JF: Les, after the war, what did you do then? Did you return to your job as a draughtsman?
LB: No, no. I’d left the drawing office to go to a production control post and whist I was on leave I’d had occasion to meet the directors of the company who enquired if I was of a mind to go back to the company after [emphasis] the war. I said I was. So they said “Well there will be a job here for you” and I was able to go back to Parkes because they helped my quick release from the air force by asking for locksmiths and I was given the quick release to be a locksmith but in point of fact, when I got to home, back to home, I was offered the job of a purchasing officer which had been a job that had been done by various people during the war, of whom the last two had been representatives of the company, sales representatives, and they wanted to go back to doing that particular job rather than the purchasing. And again my wife was also in the purchasing department which was something that we were both very happy to enjoy.
JF: How long did you stay at that job?
LB: I stayed in the job as purchasing officer until retirement in 1989, having completed, including war time, fifty one years. But by then so many things had happened. The company had increased ten-fold and we were now a number of manufacturing units in Willenhall, in Wolverhampton, Stirchley Birmingham.
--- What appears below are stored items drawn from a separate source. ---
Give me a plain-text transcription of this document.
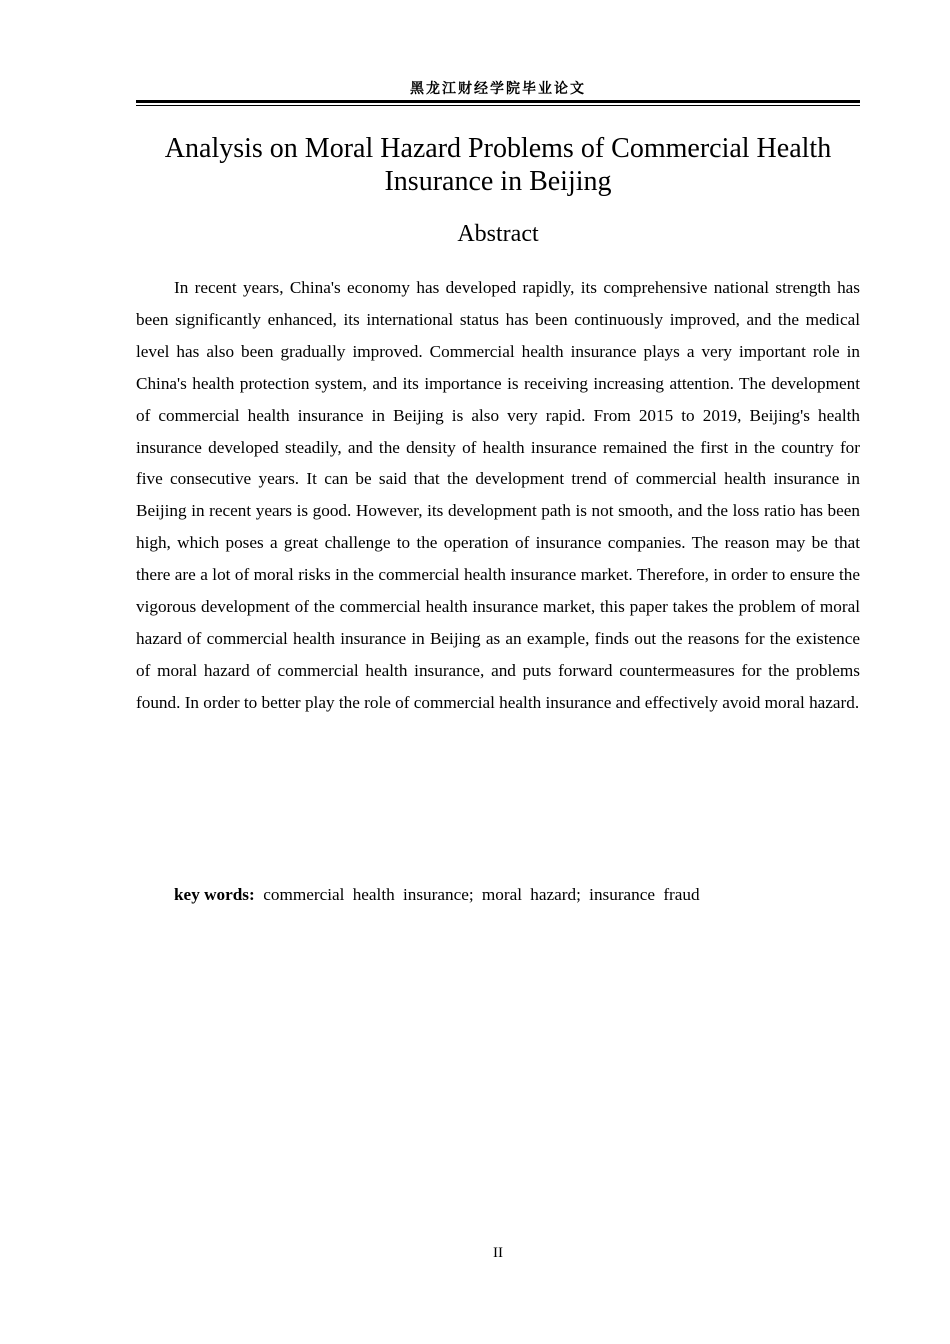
黑龙江财经学院毕业论文
Analysis on Moral Hazard Problems of Commercial Health Insurance in Beijing
Abstract

In recent years, China's economy has developed rapidly, its comprehensive national strength has been significantly enhanced, its international status has been continuously improved, and the medical level has also been gradually improved. Commercial health insurance plays a very important role in China's health protection system, and its importance is receiving increasing attention. The development of commercial health insurance in Beijing is also very rapid. From 2015 to 2019, Beijing's health insurance developed steadily, and the density of health insurance remained the first in the country for five consecutive years. It can be said that the development trend of commercial health insurance in Beijing in recent years is good. However, its development path is not smooth, and the loss ratio has been high, which poses a great challenge to the operation of insurance companies. The reason may be that there are a lot of moral risks in the commercial health insurance market. Therefore, in order to ensure the vigorous development of the commercial health insurance market, this paper takes the problem of moral hazard of commercial health insurance in Beijing as an example, finds out the reasons for the existence of moral hazard of commercial health insurance, and puts forward countermeasures for the problems found. In order to better play the role of commercial health insurance and effectively avoid moral hazard.

key words: commercial health insurance; moral hazard; insurance fraud

II
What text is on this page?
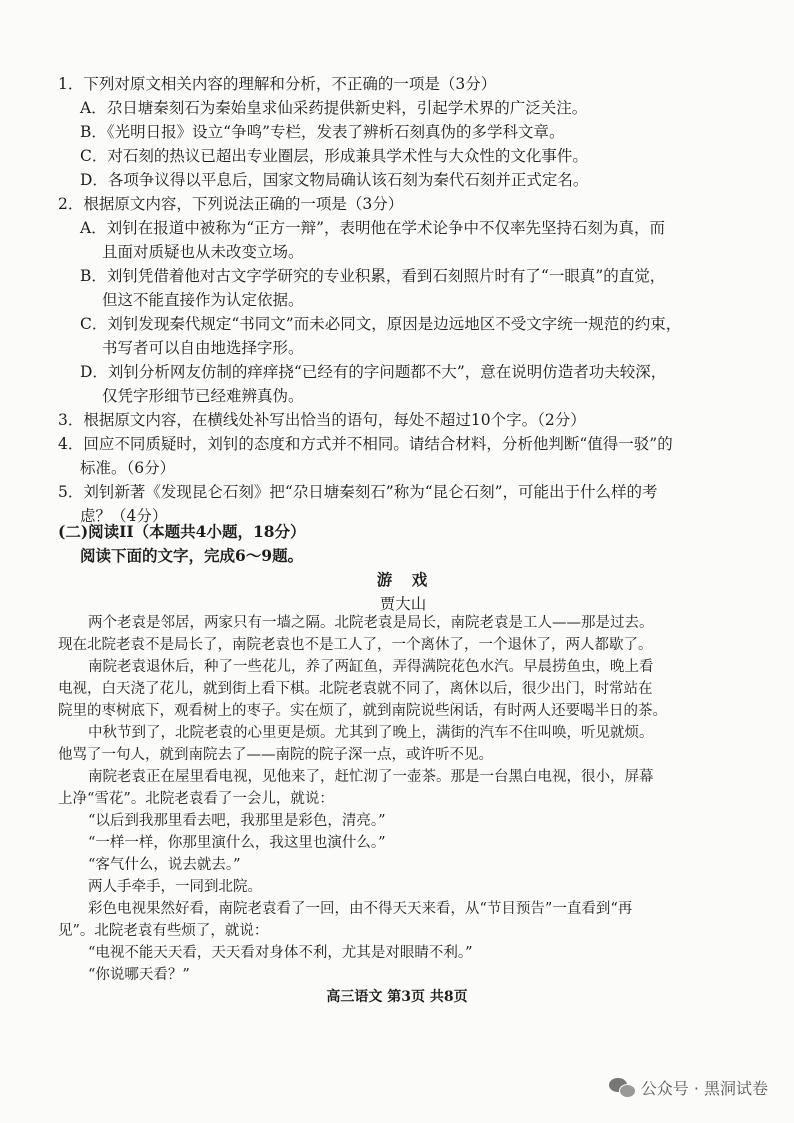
1．下列对原文相关内容的理解和分析，不正确的一项是（3分）
A．尕日塘秦刻石为秦始皇求仙采药提供新史料，引起学术界的广泛关注。
B．《光明日报》设立“争鸣”专栏，发表了辨析石刻真伪的多学科文章。
C．对石刻的热议已超出专业圈层，形成兼具学术性与大众性的文化事件。
D．各项争议得以平息后，国家文物局确认该石刻为秦代石刻并正式定名。
2．根据原文内容，下列说法正确的一项是（3分）
A．刘钊在报道中被称为“正方一辩”，表明他在学术论争中不仅率先坚持石刻为真，而
且面对质疑也从未改变立场。
B．刘钊凭借着他对古文字学研究的专业积累，看到石刻照片时有了“一眼真”的直觉，
但这不能直接作为认定依据。
C．刘钊发现秦代规定“书同文”而未必同文，原因是边远地区不受文字统一规范的约束，
书写者可以自由地选择字形。
D．刘钊分析网友仿制的痒痒挠“已经有的字问题都不大”，意在说明仿造者功夫较深，
仅凭字形细节已经难辨真伪。
3．根据原文内容，在横线处补写出恰当的语句，每处不超过10个字。（2分）
4．回应不同质疑时，刘钊的态度和方式并不相同。请结合材料，分析他判断“值得一驳”的
标准。（6分）
5．刘钊新著《发现昆仑石刻》把“尕日塘秦刻石”称为“昆仑石刻”，可能出于什么样的考
虑？（4分）
(二)阅读II（本题共4小题，18分）
阅读下面的文字，完成6～9题。
游　戏
贾大山
两个老袁是邻居，两家只有一墙之隔。北院老袁是局长，南院老袁是工人——那是过去。
现在北院老袁不是局长了，南院老袁也不是工人了，一个离休了，一个退休了，两人都歇了。
南院老袁退休后，种了一些花儿，养了两缸鱼，弄得满院花色水汽。早晨捞鱼虫，晚上看
电视，白天浇了花儿，就到街上看下棋。北院老袁就不同了，离休以后，很少出门，时常站在
院里的枣树底下，观看树上的枣子。实在烦了，就到南院说些闲话，有时两人还要喝半日的茶。
中秋节到了，北院老袁的心里更是烦。尤其到了晚上，满街的汽车不住叫唤，听见就烦。
他骂了一句人，就到南院去了——南院的院子深一点，或许听不见。
南院老袁正在屋里看电视，见他来了，赶忙沏了一壶茶。那是一台黑白电视，很小，屏幕
上净“雪花”。北院老袁看了一会儿，就说：
“以后到我那里看去吧，我那里是彩色，清亮。”
“一样一样，你那里演什么，我这里也演什么。”
“客气什么，说去就去。”
两人手牵手，一同到北院。
彩色电视果然好看，南院老袁看了一回，由不得天天来看，从“节目预告”一直看到“再
见”。北院老袁有些烦了，就说：
“电视不能天天看，天天看对身体不利，尤其是对眼睛不利。”
“你说哪天看？”
高三语文 第3页 共8页
公众号 · 黑洞试卷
We’d got companies in South Africa, New Zealand and liaison for the materials and the components for manufacturing in Willenhall and other companies in this country all came under my supervision and it was therefore very interesting as a job because I was looking at the manufacturing of raw materials and components in other people’s factories that I was going to need to purchase. And it educated me to many aspects of life that otherwise I would not have had.
JF: Thank you very much Les. Just one little thing, do you keep in touch with any of your former comrades in the RAF?
LB: Unfortunately they are now all dead. The bomb aimer stayed on after the war with a permanent commission but died in Changi in the Far East with an illness. George, the skipper, went back to his family business bakery. They were bakers in Belfast. And there is another coincidental thing. ‘Cause as a purchasing officer I was a member of the Purchasing Officers Association and we used to visit other factories as a group of people in the Purchasing Officers Association and I had occasion to go with about twenty other buyers to Leicester to a typewriter company and when the visit was over we were all given refreshments and one of the other purchasing officers was a man from Northern Ireland and said he’d got a coincidental story. He’d been on holiday and met up with another family and their children enjoyed the holiday because of meeting people from the same area. When they got home, he was the buyer for a bus service in Northern Ireland and had occasion to get some more service from his suppliers so he rang up this one company, Gibsons’, and who should walk in but the man he’d spent some time on holiday with. And having finished his story I said well the other coincidence is that that man’s name was George Gibson and his son was Gary. I said and he was my skipper in the air force. And that was a double coincidence.
JF: That’s amazing.
LB: Yes, it was incredible.
JF: With that thank you very much Les for your time.